Demonstrators protest outside of the U.S. Supreme Court in May after a draft opinion hinted that the U.S. Supreme Court was poised to overturn the landmark 1973 Roe v. Wade case that legalized abortion nationwide. AP Photo/Jose Luis Magana

Malliotakis, who as an assemblymember voted against codifying the right to abortion into state law, has been somewhat tightlipped on abortion and reproductive health since the Supreme Court’s Dobbs decision in June. With polls showing the majority of Americans supporting the right to abortion, the midterm race has shifted significantly in Democrats’ favor since Dobbs, though forecasters still predict Republicans will take the House.

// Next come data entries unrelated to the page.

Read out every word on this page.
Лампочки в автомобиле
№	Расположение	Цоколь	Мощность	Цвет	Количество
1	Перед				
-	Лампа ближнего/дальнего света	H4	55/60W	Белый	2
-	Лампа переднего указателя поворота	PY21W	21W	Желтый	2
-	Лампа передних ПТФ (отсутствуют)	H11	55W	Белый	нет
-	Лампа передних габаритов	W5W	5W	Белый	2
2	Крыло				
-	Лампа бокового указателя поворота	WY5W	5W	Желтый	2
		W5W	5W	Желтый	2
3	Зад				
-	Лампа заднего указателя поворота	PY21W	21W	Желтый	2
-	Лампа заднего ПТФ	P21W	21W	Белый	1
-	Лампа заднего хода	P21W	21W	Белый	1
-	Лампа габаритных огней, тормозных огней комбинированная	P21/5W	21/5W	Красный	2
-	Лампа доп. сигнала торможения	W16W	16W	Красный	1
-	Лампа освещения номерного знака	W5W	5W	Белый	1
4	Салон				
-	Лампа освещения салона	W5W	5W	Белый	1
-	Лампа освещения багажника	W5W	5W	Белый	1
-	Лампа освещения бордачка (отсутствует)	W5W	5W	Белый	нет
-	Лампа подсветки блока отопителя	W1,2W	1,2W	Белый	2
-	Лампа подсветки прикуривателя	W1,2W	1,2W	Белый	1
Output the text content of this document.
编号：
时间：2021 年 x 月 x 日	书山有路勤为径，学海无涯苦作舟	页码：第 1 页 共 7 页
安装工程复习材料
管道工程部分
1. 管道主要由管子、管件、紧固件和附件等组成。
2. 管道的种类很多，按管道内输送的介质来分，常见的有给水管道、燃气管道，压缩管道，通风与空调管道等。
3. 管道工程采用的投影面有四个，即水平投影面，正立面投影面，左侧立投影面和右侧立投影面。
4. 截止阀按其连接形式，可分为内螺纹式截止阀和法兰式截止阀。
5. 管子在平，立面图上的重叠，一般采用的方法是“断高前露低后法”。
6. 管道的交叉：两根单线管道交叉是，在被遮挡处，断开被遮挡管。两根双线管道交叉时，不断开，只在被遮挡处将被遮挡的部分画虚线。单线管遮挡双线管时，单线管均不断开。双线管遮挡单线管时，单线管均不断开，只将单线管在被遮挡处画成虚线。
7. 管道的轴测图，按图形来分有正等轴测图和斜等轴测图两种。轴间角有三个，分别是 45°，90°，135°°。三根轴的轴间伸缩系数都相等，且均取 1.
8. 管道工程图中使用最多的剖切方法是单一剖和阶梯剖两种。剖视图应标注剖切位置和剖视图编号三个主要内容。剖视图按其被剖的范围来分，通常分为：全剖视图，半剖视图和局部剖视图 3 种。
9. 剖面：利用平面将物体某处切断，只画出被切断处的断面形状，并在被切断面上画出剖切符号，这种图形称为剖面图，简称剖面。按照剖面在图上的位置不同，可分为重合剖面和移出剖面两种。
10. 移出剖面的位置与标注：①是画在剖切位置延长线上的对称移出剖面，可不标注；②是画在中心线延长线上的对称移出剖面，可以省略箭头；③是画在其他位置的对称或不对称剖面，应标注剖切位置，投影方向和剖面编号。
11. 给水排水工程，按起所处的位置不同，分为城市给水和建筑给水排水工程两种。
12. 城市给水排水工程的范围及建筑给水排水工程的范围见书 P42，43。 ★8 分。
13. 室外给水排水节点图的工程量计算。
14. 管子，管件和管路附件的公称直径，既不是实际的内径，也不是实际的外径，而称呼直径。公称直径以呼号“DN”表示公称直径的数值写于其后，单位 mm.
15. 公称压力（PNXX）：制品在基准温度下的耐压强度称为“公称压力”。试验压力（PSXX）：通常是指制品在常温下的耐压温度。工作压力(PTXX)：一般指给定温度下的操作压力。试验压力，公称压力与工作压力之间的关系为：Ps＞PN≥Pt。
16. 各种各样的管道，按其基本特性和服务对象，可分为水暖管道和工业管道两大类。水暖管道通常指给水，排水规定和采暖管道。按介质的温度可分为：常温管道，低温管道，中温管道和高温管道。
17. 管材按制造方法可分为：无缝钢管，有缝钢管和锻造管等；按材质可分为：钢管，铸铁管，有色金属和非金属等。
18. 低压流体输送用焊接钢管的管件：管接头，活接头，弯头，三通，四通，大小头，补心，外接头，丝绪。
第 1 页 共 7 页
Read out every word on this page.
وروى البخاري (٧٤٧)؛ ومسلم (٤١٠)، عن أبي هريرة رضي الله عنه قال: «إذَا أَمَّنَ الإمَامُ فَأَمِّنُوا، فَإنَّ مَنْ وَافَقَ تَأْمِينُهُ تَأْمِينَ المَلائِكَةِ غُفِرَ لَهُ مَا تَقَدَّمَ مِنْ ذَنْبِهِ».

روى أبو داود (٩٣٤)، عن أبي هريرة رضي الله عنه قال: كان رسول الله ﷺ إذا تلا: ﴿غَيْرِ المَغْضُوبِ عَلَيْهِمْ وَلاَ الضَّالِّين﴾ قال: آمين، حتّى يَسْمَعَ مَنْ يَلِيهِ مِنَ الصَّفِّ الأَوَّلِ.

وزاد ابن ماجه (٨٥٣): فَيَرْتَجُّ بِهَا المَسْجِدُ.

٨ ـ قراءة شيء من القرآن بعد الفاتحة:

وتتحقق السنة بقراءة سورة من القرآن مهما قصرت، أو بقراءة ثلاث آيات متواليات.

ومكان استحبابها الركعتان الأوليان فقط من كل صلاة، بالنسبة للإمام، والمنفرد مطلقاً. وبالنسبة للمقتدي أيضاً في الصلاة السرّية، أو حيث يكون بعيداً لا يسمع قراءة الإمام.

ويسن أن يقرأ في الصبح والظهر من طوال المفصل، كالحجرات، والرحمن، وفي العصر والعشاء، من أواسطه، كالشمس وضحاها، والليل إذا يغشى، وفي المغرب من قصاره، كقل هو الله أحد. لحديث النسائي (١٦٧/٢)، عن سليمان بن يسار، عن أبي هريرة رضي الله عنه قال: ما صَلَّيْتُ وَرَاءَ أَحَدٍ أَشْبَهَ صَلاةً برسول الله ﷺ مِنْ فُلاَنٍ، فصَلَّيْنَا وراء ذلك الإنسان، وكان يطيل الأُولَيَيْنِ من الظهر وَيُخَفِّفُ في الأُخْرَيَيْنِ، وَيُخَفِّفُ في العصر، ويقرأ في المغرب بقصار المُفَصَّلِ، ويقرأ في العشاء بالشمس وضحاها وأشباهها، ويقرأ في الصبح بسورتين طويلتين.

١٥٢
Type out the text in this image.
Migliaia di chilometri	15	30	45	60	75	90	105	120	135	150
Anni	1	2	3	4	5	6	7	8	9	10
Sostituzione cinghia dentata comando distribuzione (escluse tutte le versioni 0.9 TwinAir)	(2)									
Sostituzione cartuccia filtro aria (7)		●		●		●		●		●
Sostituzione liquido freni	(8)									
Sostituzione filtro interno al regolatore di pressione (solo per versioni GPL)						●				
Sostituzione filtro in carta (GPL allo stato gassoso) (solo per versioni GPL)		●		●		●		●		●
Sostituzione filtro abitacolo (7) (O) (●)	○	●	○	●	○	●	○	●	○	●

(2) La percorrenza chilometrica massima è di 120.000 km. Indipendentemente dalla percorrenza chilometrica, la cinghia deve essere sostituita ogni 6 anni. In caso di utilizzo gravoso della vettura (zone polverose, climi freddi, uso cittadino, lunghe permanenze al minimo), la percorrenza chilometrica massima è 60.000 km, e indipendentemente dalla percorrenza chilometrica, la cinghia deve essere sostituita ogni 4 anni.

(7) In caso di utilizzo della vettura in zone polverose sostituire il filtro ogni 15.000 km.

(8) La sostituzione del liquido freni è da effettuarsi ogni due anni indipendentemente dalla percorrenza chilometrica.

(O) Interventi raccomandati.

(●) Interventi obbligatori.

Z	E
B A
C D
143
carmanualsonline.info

The Malliotakis campaign declined to comment for this story, pointing to comments previously made in other outlets. Last month, the congressmember told the Staten Island Advance that she thinks there should be “limits” on abortion, but that she has issues with a national 15-week abortion ban introduced by Senate Republicans, and believes abortion should be permitted in cases of rape, incest, or if the life of the mother is in peril.

Malliotakis’ campaign website does not mention abortion or reproductive healthcare. Rose’s website states he favors codifying Roe into federal law and opposes “draconian abortion laws that clearly infringe on a woman’s right to choose.”